Area resident calls on KC to remove Daughters of the Confederacy memorial
A request to remove an 83-year-old monument on Ward Parkway honoring the “Loyal Women of the Old South” has come under review by the Kansas City Department of Parks and Recreation.
The request, from a Prairie Village man, was submitted to park board members Tuesday, department director Mark L. McHenry said Wednesday, amid nationwide debates regarding Confederate monuments being removed from public locations.
“I think in 2017 Kansas City shouldn’t be revering people who worked to try to maintain slavery,” said Peter J. Gogol, who wrote the board in a letter dated Monday. “Remembering the past is important, but there’s a difference between remembering and revering.”
The monument near 55th Street on the Ward Parkway median was a 1934 gift to the city by a local chapter of the United Daughters of the Confederacy.

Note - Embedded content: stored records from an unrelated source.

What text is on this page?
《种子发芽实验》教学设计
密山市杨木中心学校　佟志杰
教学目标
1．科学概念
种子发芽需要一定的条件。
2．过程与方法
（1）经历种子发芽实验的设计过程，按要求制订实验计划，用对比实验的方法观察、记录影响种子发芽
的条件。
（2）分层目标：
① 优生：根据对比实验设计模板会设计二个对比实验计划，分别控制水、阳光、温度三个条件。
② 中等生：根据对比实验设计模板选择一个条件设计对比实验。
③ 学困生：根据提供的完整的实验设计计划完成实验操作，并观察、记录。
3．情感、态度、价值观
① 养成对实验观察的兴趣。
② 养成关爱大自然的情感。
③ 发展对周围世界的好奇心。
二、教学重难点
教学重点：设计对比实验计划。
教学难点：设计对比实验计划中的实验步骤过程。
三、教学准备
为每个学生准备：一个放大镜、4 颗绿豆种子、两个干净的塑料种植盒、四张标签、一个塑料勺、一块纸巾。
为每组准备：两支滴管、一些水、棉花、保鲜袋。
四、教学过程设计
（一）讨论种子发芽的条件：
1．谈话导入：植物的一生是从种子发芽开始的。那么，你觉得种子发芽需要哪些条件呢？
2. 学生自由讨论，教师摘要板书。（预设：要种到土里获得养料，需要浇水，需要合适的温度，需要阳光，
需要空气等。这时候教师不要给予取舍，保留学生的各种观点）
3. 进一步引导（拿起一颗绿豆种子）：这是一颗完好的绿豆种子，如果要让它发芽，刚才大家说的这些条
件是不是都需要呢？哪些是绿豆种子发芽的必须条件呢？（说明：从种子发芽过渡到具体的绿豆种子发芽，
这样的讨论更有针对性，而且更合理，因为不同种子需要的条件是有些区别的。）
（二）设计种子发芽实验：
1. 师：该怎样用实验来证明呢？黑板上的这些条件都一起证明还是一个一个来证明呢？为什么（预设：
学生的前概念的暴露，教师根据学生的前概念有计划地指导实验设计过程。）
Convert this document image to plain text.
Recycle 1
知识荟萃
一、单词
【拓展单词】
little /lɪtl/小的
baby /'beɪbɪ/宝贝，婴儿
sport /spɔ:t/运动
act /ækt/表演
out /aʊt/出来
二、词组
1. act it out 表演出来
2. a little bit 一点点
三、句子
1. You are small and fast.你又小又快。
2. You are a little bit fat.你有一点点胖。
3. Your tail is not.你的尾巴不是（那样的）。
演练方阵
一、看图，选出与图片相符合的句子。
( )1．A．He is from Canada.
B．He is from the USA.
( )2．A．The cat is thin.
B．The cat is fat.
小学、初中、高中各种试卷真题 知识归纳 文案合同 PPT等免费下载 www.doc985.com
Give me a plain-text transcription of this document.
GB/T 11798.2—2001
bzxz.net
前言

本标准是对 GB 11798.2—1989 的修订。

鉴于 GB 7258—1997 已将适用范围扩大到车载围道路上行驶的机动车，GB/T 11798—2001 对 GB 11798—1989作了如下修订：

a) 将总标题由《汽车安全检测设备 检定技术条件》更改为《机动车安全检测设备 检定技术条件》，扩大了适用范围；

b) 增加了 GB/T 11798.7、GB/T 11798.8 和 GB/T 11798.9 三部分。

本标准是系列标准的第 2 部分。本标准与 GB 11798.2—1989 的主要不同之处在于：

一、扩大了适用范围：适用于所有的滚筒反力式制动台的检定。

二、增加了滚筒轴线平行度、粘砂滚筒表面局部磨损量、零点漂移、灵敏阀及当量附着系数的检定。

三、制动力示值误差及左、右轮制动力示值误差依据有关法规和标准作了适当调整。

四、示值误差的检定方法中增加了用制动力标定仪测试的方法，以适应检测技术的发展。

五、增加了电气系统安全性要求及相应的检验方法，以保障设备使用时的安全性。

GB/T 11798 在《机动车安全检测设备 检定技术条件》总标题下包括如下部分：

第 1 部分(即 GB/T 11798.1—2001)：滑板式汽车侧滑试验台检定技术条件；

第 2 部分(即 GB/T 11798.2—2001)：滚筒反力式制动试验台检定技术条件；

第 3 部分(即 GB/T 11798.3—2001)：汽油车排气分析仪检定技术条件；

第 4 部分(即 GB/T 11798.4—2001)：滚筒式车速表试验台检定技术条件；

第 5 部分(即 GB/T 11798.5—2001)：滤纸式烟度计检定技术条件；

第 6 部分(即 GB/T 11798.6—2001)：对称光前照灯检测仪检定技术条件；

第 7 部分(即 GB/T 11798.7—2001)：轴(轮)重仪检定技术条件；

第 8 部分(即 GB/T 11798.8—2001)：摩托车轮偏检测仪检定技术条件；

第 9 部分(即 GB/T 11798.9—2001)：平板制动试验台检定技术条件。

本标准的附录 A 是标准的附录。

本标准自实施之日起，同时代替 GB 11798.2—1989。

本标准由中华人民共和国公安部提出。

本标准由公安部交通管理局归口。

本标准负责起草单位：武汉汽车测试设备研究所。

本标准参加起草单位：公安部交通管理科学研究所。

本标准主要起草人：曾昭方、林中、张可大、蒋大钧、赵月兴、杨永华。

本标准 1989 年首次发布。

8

It originally stood in the Country Club Plaza but was relocated in 1958 to its present site, according to the parks department web site.
At the top of a 9-foot shaft is the Daughters of the Confederacy emblem with a wreath above the crossed flags of the Union and the Confederacy and the dates 61-65. Lower on the monument is inscribed the dedication: “In loving memory to the Loyal Women of the South.”
The pillar is flanked by two benches, with the word “Courage” on one and “Fortitude” on the other.
On Saturday, violence broke out and one woman died in Charlottesville, Va., at a protest against the removal of a statue of Gen. Robert E. Lee. Since then, a group in Durham, N.C., toppled a Confederate statue and the city of Baltimore removed four Confederate monuments.
The Kansas City parks board said in a statement Wednesday: “The Board of Parks Commissioners is reviewing the message on the monument in the context of today’s moral perspectives and sensibilities and taking the public’s comments seriously, and all reasonable requests into consideration.”
Board member Dave Mecklenburg said the letter objecting to the Kansas City memorial was discussed at a premeeting of the park board Tuesday, when three of the five members were present.
Mecklenburg said the request would be discussed in more depth at another meeting, and he’s keeping an open mind, but he doesn’t want to “make a knee-jerk reaction.”
He noted that the memorial is for the Daughters of the Confederacy, which he said is different from a monument to a Civil War Confederate general.
“The women didn’t fight in the war,” Mecklenburg said. “It’s dedicated to the women who suffered during the war.”
Mecklenburg said he’s willing to have more discussion and hear views on the subject, but he also sees the parks as interactive, outdoor museums with all sorts of monuments to history, and he doesn’t want to make a hasty decision.
“If it’s terribly offensive to some people, we’re going to look at it,” he said.
Gogol, 35, is a stay-at-home father of two young daughters. He has lived in the area for 10 years. “Though we are not KCMO residents right now,” his letter noted, “we support the city with our income taxes, and love using its great public libraries and wonderful parks.”